Pour la Russie, cette route est devenue d’autant plus importante qu’elle a été contrainte, après l’invasion de l’Ukraine, d’abandonner les lucratifs marchés européens de pétrole et de gaz qu’elle dominait jusque-là. Par conséquent, le pays a dû regarder vers l’Asie, et notamment vers la Chine, pour exporter ses hydrocarbures.
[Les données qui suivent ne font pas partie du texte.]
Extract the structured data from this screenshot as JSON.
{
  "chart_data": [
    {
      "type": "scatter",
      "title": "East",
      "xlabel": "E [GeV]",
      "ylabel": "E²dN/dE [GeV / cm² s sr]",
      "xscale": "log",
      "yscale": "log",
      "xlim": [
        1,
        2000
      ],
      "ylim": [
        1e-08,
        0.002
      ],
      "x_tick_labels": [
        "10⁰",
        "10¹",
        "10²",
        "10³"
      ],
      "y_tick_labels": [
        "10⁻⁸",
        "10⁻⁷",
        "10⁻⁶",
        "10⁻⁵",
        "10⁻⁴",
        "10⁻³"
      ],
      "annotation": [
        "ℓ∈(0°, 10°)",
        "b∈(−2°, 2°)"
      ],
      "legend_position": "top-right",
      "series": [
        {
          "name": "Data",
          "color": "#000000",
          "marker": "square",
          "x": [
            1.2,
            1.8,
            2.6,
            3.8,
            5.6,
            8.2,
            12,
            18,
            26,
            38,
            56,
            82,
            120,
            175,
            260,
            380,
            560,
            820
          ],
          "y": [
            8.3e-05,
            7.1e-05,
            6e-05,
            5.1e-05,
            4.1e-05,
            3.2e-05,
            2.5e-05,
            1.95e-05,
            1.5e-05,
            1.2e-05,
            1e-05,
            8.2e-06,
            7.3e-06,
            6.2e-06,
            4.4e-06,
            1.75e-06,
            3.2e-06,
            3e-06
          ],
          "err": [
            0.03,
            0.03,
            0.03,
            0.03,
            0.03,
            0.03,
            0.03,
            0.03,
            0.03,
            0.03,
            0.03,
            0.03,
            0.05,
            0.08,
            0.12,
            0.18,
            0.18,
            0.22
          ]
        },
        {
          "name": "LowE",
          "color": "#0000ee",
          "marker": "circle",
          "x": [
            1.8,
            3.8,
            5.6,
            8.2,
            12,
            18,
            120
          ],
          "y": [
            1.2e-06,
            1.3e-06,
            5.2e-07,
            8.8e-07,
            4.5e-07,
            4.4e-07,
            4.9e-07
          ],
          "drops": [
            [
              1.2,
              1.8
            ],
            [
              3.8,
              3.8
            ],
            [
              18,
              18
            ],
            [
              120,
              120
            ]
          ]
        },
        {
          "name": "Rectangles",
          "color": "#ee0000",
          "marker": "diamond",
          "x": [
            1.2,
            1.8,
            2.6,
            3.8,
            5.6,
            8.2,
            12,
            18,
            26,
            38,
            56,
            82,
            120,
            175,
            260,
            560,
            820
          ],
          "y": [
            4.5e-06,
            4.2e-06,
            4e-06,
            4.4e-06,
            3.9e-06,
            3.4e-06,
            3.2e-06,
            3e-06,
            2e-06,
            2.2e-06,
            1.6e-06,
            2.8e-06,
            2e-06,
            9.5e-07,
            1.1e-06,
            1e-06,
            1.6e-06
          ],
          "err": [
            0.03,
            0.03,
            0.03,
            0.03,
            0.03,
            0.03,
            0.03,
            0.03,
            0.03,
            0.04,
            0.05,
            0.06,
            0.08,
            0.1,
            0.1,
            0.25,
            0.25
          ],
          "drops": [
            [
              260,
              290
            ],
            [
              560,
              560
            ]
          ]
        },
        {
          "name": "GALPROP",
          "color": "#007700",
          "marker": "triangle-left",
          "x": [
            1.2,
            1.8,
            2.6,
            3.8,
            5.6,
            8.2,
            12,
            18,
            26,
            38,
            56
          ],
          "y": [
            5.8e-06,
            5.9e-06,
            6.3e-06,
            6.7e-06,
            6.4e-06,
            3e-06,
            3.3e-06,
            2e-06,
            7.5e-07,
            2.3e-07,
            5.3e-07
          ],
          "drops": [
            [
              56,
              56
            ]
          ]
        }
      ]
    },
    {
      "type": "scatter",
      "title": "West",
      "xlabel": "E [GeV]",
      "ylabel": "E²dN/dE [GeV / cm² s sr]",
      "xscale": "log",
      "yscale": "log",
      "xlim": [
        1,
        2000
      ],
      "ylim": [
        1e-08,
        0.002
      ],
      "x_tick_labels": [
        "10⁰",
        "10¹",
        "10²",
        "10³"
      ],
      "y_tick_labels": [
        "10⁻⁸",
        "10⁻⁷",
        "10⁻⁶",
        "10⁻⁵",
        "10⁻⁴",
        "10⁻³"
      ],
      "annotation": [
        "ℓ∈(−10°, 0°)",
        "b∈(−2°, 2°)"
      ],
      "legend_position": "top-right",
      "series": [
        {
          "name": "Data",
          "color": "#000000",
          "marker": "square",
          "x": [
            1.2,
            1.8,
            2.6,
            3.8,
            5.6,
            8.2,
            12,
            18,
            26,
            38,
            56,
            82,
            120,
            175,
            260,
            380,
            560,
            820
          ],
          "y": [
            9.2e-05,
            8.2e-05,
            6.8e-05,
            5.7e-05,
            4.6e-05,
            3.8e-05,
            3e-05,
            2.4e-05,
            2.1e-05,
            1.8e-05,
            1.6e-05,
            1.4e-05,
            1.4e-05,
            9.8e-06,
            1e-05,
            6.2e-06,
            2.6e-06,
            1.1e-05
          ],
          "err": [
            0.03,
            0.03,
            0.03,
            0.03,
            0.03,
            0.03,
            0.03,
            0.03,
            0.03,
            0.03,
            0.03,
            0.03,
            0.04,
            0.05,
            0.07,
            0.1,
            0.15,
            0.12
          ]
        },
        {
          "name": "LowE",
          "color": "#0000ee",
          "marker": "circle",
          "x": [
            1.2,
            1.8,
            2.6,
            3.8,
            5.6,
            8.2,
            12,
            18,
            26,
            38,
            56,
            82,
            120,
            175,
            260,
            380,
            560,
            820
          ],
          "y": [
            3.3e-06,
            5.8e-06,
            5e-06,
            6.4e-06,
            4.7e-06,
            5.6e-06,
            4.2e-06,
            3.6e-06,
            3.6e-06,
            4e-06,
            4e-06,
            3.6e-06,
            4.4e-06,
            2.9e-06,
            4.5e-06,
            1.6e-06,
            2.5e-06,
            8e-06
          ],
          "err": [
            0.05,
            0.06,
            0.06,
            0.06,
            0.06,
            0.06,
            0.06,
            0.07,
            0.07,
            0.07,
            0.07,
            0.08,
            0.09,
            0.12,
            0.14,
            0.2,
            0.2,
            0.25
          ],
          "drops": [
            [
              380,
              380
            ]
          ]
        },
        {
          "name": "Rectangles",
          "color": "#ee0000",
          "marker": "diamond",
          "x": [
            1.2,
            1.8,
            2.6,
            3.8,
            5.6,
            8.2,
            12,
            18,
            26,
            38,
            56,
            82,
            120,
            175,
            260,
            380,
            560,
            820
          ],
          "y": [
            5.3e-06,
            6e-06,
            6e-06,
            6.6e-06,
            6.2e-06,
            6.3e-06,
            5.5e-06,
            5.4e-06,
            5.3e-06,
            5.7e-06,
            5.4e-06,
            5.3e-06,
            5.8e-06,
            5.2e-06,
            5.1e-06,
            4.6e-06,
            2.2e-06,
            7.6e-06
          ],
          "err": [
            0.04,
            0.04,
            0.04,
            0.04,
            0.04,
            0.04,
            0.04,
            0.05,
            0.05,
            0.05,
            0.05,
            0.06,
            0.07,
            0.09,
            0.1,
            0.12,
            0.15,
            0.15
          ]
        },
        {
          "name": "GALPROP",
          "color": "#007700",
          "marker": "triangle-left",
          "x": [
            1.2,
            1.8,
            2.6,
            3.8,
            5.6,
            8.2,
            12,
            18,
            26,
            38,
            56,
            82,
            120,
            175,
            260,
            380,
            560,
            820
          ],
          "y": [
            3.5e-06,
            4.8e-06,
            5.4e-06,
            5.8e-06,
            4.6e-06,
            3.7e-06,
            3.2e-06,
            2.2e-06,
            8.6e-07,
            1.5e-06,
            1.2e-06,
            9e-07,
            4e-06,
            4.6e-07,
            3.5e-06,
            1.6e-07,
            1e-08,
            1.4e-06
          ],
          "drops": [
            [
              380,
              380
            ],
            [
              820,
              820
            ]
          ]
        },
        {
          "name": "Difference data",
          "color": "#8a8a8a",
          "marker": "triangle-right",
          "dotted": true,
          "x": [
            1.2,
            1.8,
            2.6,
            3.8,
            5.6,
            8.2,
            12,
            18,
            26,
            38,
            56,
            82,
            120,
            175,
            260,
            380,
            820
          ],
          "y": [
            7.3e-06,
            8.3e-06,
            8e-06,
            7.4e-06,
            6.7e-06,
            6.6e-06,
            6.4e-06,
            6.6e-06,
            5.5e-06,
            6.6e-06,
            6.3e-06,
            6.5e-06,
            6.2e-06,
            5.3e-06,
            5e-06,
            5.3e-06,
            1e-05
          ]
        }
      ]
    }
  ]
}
Un mal pour un bien, puisque Moscou s’est vite rendue compte que Pékin était autant intéressé qu’elle par la Route maritime du Nord dans le cadre du développement de ses nouvelles routes de la soie.

C’est ainsi la raison pour laquelle Pékin coopère activement avec Moscou pour développer le commerce et le transport maritime via la Route maritime du Nord, et ainsi, avoir une alternative face aux occidentalisés canaux de Suez et de Panama.

Ce sont ainsi 31,4 millions de tonnes de marchandises qui ont été transportées via l’Arctique entre janvier et octobre 2023, soit une augmentation de 340% sur dix ans. La Russie a aujourd’hui pour projet de transporter 190 millions de tonnes par la Route maritime du Nord d’ici 2030, et de continuer à développer le potentiel de cette voie maritime qui n’a officiellement ouvert qu’en octobre 2023.

Toutefois, ce projet sino-russe est encore loin de concurrencer le canal de Suez et son trafic de marchandises record équivalent en 2022 à 1.41 milliard de tonnes.

Il serait toutefois insensé de sous-estimer la politique arctique de la Russie, ne serait-ce que parce que le pays a enclenché un plan d’investissements de 20 milliards d’euros après le début de la guerre en Ukraine pour développer la Route maritime du Nord et l’exploitation des ressources arctiques…

Le bras de fer russe dans un Arctique en ébullition

Évidemment, la politique expansionniste menée en Arctique par la Russie fait peur à de nombreux Etats et institutions, qui tentent désormais maladroitement d’y mettre fin. Conséquences directes : les tensions diplomatiques et militaires se sont accrues en Arctique, jetant un froid sur le pacifisme qui régnait en maître sur la région polaire il y a deux décennies à peine.

La rupture non conventionnelle entre la Russie et le Conseil de l’Arctique

« Que le nord de la planète, l’Arctique, devienne une zone de paix. Que le pôle Nord devienne le pôle de la paix »

Tel est le souhait que faisait l’ancien dirigeant soviétique Mikhaïl Gorbatchev en 1987. Force est de constater aujourd’hui qu’il n’a pas été écouté.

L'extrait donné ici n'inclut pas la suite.